The price tag for medical assistance under Medicaid is expected to reach nearly $674 billion over the next decade, with the federal government picking up more than $383 billion of the cost, according to projections from the Centers for Medicare and Medicaid Services.
Under this estimate, which was part of the first annual actuarial report on the financial outlook of Medicaid, the program's expenditures for medical assistance are projected to grow on average 7.9% per year for the next 10 years, outpacing the 4.8% growth in the U.S. gross domestic product.
“This report should serve as an urgent reminder that the current path of Medicaid spending is unsustainable for both federal and state governments,” Mike Leavitt, secretary of the Health and Human Services department, said in a statement. “If nothing is done to rein in these costs, access to health care for the nation's most vulnerable citizens could be threatened.”
Medicaid spending for fiscal 2007 was about $333 billion, with the federal government paying 57% of the cost and the states picking up 43%. The average per-person spending for medical services was $6,120 in fiscal year 2007, with more spent on older and disabled enrollees and less on children. The average per-person spending was $2,435 for nondisabled children and $3,586 for nondisabled adults, compared with $14,058 for older adults and $14,858 for disabled beneficiaries.
Average Medicaid enrollment also is expected to increase over the next decade, according to the report, from 49.1 million in FY 2007 to 55.1 million by FY 2017.

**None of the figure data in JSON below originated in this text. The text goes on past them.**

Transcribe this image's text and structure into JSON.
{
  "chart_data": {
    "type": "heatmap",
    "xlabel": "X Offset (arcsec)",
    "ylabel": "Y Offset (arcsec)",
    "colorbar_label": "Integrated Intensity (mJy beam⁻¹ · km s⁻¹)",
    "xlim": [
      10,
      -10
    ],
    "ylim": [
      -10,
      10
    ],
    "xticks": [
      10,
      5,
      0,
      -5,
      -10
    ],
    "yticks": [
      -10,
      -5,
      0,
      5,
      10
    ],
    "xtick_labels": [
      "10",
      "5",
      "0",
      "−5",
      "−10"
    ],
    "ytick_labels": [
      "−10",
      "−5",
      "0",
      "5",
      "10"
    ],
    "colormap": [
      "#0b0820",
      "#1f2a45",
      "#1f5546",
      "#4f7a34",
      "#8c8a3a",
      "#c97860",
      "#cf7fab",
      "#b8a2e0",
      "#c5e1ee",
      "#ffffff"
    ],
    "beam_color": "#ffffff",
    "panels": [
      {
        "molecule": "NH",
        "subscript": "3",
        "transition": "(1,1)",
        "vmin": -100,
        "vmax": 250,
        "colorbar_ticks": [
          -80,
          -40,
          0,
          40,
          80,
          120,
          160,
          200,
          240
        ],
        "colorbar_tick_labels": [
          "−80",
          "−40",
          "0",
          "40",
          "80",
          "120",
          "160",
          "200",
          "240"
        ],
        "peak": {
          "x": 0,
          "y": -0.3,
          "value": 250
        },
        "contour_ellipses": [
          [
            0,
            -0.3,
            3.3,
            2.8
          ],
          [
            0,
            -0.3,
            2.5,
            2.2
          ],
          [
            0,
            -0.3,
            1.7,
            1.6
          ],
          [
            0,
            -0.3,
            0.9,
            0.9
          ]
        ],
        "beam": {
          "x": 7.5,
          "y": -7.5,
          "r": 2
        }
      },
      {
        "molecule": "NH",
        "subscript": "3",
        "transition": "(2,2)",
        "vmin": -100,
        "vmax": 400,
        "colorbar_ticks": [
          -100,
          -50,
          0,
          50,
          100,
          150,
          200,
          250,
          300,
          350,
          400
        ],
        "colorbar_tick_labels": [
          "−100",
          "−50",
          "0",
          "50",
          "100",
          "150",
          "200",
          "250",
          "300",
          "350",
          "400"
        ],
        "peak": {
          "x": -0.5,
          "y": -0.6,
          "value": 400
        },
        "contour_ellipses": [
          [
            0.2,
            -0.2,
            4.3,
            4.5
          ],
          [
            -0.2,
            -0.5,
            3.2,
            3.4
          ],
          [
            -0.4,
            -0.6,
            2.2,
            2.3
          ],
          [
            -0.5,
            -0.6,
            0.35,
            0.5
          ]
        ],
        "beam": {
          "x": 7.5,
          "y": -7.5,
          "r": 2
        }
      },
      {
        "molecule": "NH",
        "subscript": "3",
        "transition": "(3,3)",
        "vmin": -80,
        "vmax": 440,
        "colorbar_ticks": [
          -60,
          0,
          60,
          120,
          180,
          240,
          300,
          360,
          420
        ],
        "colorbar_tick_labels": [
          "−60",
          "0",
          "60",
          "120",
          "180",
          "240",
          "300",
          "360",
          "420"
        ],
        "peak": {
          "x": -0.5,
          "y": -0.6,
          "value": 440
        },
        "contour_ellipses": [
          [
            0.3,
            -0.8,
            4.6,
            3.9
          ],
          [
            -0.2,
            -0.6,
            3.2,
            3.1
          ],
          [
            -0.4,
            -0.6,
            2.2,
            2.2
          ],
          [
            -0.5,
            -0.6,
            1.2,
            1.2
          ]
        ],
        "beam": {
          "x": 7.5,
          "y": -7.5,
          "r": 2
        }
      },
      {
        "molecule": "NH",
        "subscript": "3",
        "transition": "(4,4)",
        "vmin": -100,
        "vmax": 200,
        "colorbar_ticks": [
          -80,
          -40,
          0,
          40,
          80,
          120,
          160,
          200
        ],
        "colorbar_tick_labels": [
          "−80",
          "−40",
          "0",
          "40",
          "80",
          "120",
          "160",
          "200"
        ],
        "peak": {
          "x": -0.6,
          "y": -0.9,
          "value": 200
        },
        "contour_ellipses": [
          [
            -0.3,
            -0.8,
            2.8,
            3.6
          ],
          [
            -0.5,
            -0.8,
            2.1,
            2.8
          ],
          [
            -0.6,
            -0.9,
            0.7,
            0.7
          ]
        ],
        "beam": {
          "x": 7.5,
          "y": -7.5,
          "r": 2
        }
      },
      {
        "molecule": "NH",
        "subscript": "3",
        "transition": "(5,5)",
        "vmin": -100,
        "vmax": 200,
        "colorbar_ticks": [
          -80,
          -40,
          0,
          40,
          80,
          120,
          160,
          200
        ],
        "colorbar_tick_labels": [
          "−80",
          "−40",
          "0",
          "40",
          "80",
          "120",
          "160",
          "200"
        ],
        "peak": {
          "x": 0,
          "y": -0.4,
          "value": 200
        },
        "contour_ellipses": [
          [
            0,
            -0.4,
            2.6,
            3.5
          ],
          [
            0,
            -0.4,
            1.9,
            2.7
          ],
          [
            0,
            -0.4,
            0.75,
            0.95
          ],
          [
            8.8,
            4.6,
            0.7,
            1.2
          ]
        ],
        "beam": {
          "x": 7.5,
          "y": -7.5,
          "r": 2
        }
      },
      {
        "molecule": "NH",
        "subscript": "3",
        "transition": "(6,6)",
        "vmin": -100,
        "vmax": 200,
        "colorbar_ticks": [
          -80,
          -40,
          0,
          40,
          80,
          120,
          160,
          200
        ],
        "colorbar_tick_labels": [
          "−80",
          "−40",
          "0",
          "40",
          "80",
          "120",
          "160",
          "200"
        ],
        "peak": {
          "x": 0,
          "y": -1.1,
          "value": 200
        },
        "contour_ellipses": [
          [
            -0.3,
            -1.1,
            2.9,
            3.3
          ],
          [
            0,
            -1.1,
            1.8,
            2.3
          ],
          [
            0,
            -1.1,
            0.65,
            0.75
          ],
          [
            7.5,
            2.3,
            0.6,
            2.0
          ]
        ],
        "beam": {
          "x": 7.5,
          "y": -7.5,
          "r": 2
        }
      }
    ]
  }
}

The projections are no surprise given the rising cost of health care overall, said Judith Solomon, senior fellow at the Center on Budget and Policy Priorities, a research organization that analyzes state and federal budget issues. For states, which pay a significant share of Medicaid costs, the 10-year projections are likely be mainly academic, she said, as they struggle to balance this year's budgets in a worsening economy.
The report offers an analysis of past trends in Medicaid and a 10-year projection of expenditures and enrollment. Future reports are expected to have longer-range projections and more extensive analysis, according to CMS.
The data and assumptions of the report are based largely on three sources: data submitted to CMS from the states; the boards of trustees of the Social Security and Medicare programs; and National Health Expenditure historical data and projections. The analysis is based on current law and does not make predictions of possible policy or legislative changes.